As to the objection founded on the statute of limitations, we think the jury were instructed right, viz. that the statute began to run from the time when the money was received, and not from the time of the sale of the wood. In this action the plaintiff affirms the sale and asks for his share of the proceeds. He had a right to waive his action of trespass given by the statute and to consider the defendant as his agent in disposing of tire wood.2 This is for the benefit of the defendant, as he can deduct all reasonable charges, and is answerable only to the extent of funds which he has received.
In regard to the objection that the price of some of the wood was received in real estate, we think, as the sale was made for money, the defendant was answerable for the price when he discharged the purchaser, whether he received cash *142or any thing else. He may be considered as the purchaser of the real estate with the money for which he sold the wood. The plaintiff consents to the sale for money, but not that real estate shall be substituted. ■ Suppose after selling the wood for money to be paid at a future day, the defendant had set off a debt which he owed the purchaser, for the price ; he would virtually have received the money. So he has by taking the real estate.3
See Miller v. Miller, 9 Pick. 34; Chitty on Contr. (4th Am. ed.) 476, and note 1 ; Ainslie v. Wilson, 7 Cowen, 662.

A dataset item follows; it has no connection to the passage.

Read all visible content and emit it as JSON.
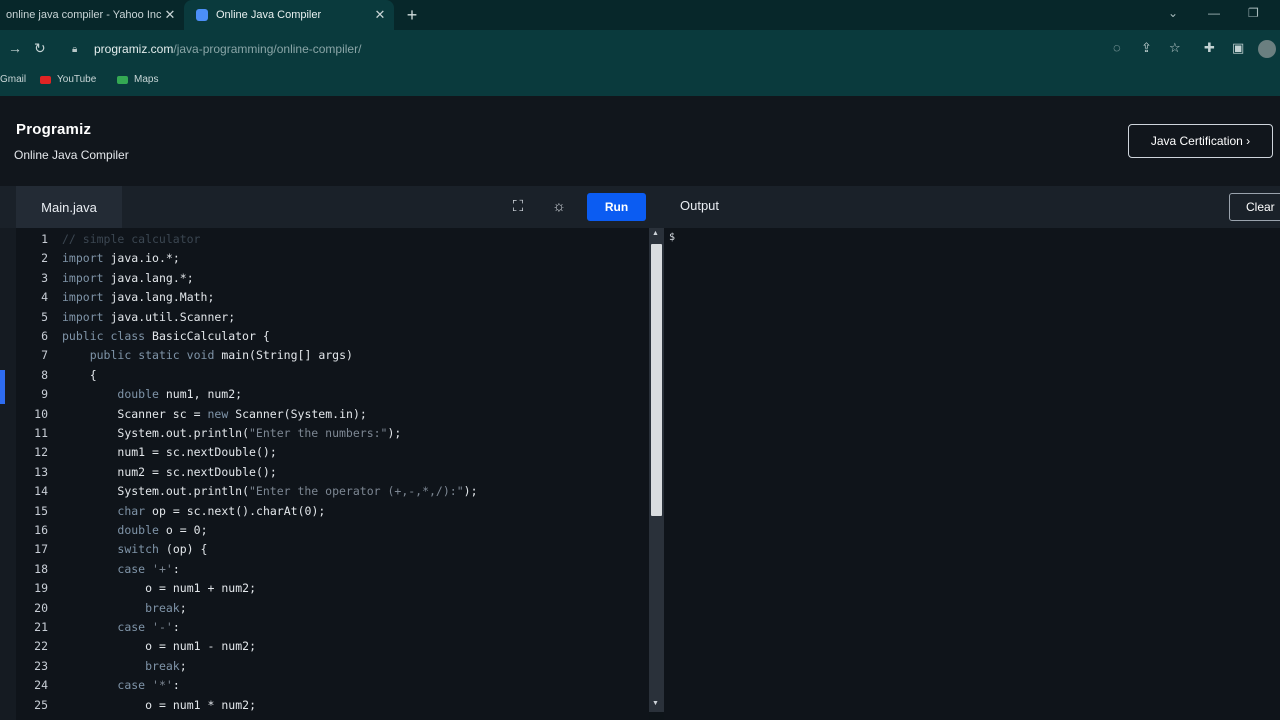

See Bigelow v. Jones, 10 Pick. 165; Haven v. Foster, 9 Pick. 112; Boston v. Binney, 11 Pick. 1 ; Binney v. Chapman, 5 Pick. 127; Buell v. Cook, 4 Cowen, 238 Wyman v. Hook, 2 Greenl. 338; Barker v. Howell, 6 Serg. & Rawle, 481.
See Garainer Manuf. Co. v. Heald, 5 Greenl. 381; Chitty on Contr. (4th Am. ed.) 19, 20, notes, and 477, notes ; Gilmore v. Wilbur, 12 Pick. 120; Jones v. Hoar, 5 Pick. 290; Whitwell v. Vincent, 4 Pick. (2nd ed.) 452, note 2; Webster v. Drinkwater, 5 Greenl. 319.